UNIX alias question

Discussion in 'Mac Programming' started by Let's Sekuhara!, Jun 15, 2012.

  1. macrumors 6502

    Let's Sekuhara!

    Jun 30, 2008
    Hi, I'm new to UNIX and want to set up an alias called "trash" that will send files to ~/.Trash instead of deleting them like rm does.

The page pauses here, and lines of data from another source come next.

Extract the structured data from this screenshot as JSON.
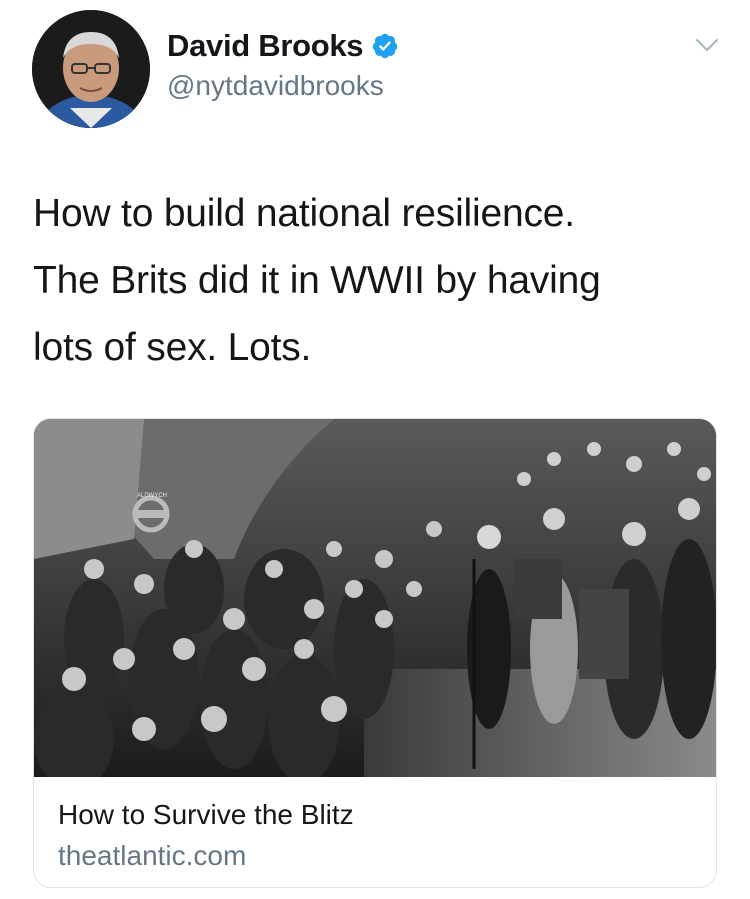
{
  "tweet": {
    "author_name": "David Brooks",
    "handle": "@nytdavidbrooks",
    "verified": true,
    "text_lines": [
      "How to build national resilience.",
      "The Brits did it in WWII by having",
      "lots of sex. Lots."
    ]
  },
  "link_card": {
    "title": "How to Survive the Blitz",
    "domain": "theatlantic.com",
    "image_description_icon": "photo-crowd-underground-shelter",
    "sign_text": "ALDWYCH"
  },
  "colors": {
    "verified_blue": "#1da1f2",
    "secondary_text": "#657786",
    "primary_text": "#14171a",
    "card_border": "#dfe3e8"
  },
  "icons": {
    "verified": "verified-badge-icon",
    "more": "chevron-down-icon"
  }
}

    I've found multiple websites stating that a command such as:
    alias trash 'mv\!* ~/.Trash'
    will do just that.

    However when I run that command all I get is:
    -bash: alias: mv\!* ~/.Trash: not found
    Why? :confused:
  2. macrumors 68040

    Feb 2, 2008
    It works, in csh. Bash alias does not support arguments.
  3. thread starter macrumors 6502

    Let's Sekuhara!

    Jun 30, 2008
    Ah ha!
    Thank you for shedding light on that.
    Nothing I can do to work around that I suppose?
  4. subsonix, Jun 16, 2012
    Last edited: Jun 16, 2012

    macrumors 68040

    Feb 2, 2008
    Yes, you can create a function that you define in your ~/.profile that takes the arguments, then make the alias call that function, I have never done that my self though.

    But, to be honest it may be more straight forward to just create a small script that does what you want. This should do what that alias did, you can do more here as well if you want to, like suppress the error from "mv" and replace it with a custom error message if a file can't be found and so on.

    Test and run at your own risk. :)

    if [ $# -lt 1 ]
        echo "Usage: trash [filename]"
        exit 0
        for i in "$@"
            mv "$i" ~/.Trash
    If you have folder in your $PATH where you place your scripts, just put it there, after you 'chmod u+x' it.
  5. macrumors member

    Jun 4, 2009
    You could change your shell to tcsh and get the true BSD experience :)

    ctrl-click your user in the "Accounts" pref pane and choose advanced. Then you can enter the path to any shell you like (such as /bin/tcsh).